Perhaps it is an unusual cause for concern that after several years of minimal precipitation, we were hit with storms of this magnitude. And what about the groundwater aquifers, from which we (over)extract during periods of drought? These reservoirs recover much more slowly than surface water reservoirs, a hydrologic process that imposes resource limitations of which Californians historically have not been aware. Should we begin rethinking our governing relationship with water in California?
California’s watershed is unique to the United States. The majority of precipitation occurs in the winter, but it is most needed in the dryer, warmer seasons, so it must be stored and irrigated for later use. This is known as incongruence of time.
Similarly, most precipitation occurs in northern regions in the form of rainfall and in the Sierra Nevada mountains as snow, neither of which are densely inhabited by humans, so water must be dammed and conveyed to places it will be used. This is known as incongruence of space. And with warming temperatures, more precipitation is falling in the form of rain and less in the form of snow. Snowpack is also melting earlier in the year. These conditions threaten the aging infrastructure of our dams; we all know what can happen when a reservoir exceeds capacity.
Climate change aside, let us dive into some historical factors that led us to and have perpetuated our water crisis. There were two distinct economic opportunities for “settlers” arriving in California in the 1800s: gold and agriculture. Both eventually were detrimental to the natural landscape and water reservoirs.
Hydraulic mining degraded what is now the Sacramento-San Joaquin River Delta, which is held intact and protected from saltwater infiltration by literal piles of dirt – also known as levees. This is a disaster waiting to happen, considering California’s next major earthquake could happen tomorrow.
The Central Valley’s broad plains initially brought people further south for agricultural purposes, and the attractive beaches and temperate climate brought even more people down to Southern California. Suddenly, there was an expanding metropolis in a region with not enough water to support the incoming population.
Groundwater wells, though initially deemed a holy infinite resource in the “Cornucopia of the World,” did not suffice. After years of consequential land subsidence in the Central Valley’s farms, fields and orchards, we were humbly enlightened of our groundwater aquifers’ finite capacity to serve us.
We were forced to look elsewhere. The California aqueduct now diverts water from rainfall-rich regions in the northern half of the state and the delta, through the valley, and provides water for agricultural and urban use. Additionally, the Los Angeles Aqueduct conveys water from the Owen’s River in the Eastern Sierra Nevada Mountains for urban use in Los Angeles County. Today, we await approval of more diversion methods from northern water sources.

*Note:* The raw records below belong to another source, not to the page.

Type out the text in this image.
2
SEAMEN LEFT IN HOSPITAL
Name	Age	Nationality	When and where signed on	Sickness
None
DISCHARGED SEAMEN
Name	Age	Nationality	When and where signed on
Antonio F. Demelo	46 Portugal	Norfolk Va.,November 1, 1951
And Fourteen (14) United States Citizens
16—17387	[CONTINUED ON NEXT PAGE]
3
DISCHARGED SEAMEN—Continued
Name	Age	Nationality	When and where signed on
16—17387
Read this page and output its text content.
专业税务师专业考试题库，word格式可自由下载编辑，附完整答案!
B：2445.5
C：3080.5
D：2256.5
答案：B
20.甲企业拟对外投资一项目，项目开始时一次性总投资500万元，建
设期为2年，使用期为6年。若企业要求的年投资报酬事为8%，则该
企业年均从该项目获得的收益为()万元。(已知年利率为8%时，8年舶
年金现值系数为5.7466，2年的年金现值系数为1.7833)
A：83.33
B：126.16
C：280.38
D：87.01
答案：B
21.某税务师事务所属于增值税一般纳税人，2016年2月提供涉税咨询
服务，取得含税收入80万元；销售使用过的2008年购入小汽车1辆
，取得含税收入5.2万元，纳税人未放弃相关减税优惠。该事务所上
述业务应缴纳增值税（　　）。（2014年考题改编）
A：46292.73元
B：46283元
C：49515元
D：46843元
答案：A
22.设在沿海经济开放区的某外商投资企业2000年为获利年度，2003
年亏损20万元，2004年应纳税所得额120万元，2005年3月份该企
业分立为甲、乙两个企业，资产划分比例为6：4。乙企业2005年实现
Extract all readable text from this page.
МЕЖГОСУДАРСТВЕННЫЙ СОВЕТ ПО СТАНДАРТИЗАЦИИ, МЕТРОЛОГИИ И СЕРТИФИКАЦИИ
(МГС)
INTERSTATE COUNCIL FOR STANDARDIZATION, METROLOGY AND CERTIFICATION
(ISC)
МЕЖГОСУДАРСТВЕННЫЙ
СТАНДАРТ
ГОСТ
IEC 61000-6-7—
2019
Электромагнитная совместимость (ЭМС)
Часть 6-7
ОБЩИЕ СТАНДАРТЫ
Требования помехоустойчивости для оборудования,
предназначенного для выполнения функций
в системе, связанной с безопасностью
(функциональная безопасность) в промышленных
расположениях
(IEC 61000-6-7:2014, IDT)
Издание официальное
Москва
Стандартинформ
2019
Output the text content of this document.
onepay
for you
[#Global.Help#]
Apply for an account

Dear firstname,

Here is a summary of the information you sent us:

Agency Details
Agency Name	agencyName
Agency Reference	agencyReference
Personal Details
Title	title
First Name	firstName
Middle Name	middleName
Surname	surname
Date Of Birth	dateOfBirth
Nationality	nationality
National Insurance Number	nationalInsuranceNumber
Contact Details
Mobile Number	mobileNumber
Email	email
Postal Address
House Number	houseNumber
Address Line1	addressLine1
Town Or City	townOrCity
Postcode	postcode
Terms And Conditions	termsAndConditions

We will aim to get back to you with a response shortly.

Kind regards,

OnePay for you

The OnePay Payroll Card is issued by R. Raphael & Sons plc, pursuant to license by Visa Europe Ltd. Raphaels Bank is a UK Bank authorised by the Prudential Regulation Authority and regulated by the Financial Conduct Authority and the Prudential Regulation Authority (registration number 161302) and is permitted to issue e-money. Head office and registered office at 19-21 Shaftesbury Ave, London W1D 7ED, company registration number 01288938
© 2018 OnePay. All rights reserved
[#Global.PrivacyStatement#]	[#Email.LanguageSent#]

California requires more effective methods for storing, using and reusing water, the one resource essential for all terrestrial life. Since groundwater extraction and mass-water diversion tactics primarily contributed to our water crisis, perhaps water allocation requires more resourcefulness. And as California inevitably expands, the demand to alter such methods will only increase. Although these unusual storms have seemingly resolved our problems, the drought-prone climate will soon prevail and our impending water resource challenges will only exacerbate if we blindly proceed to business as usual.
Calla Dorais is a fourth-year student studying conservation and resources studies and city and regional planning.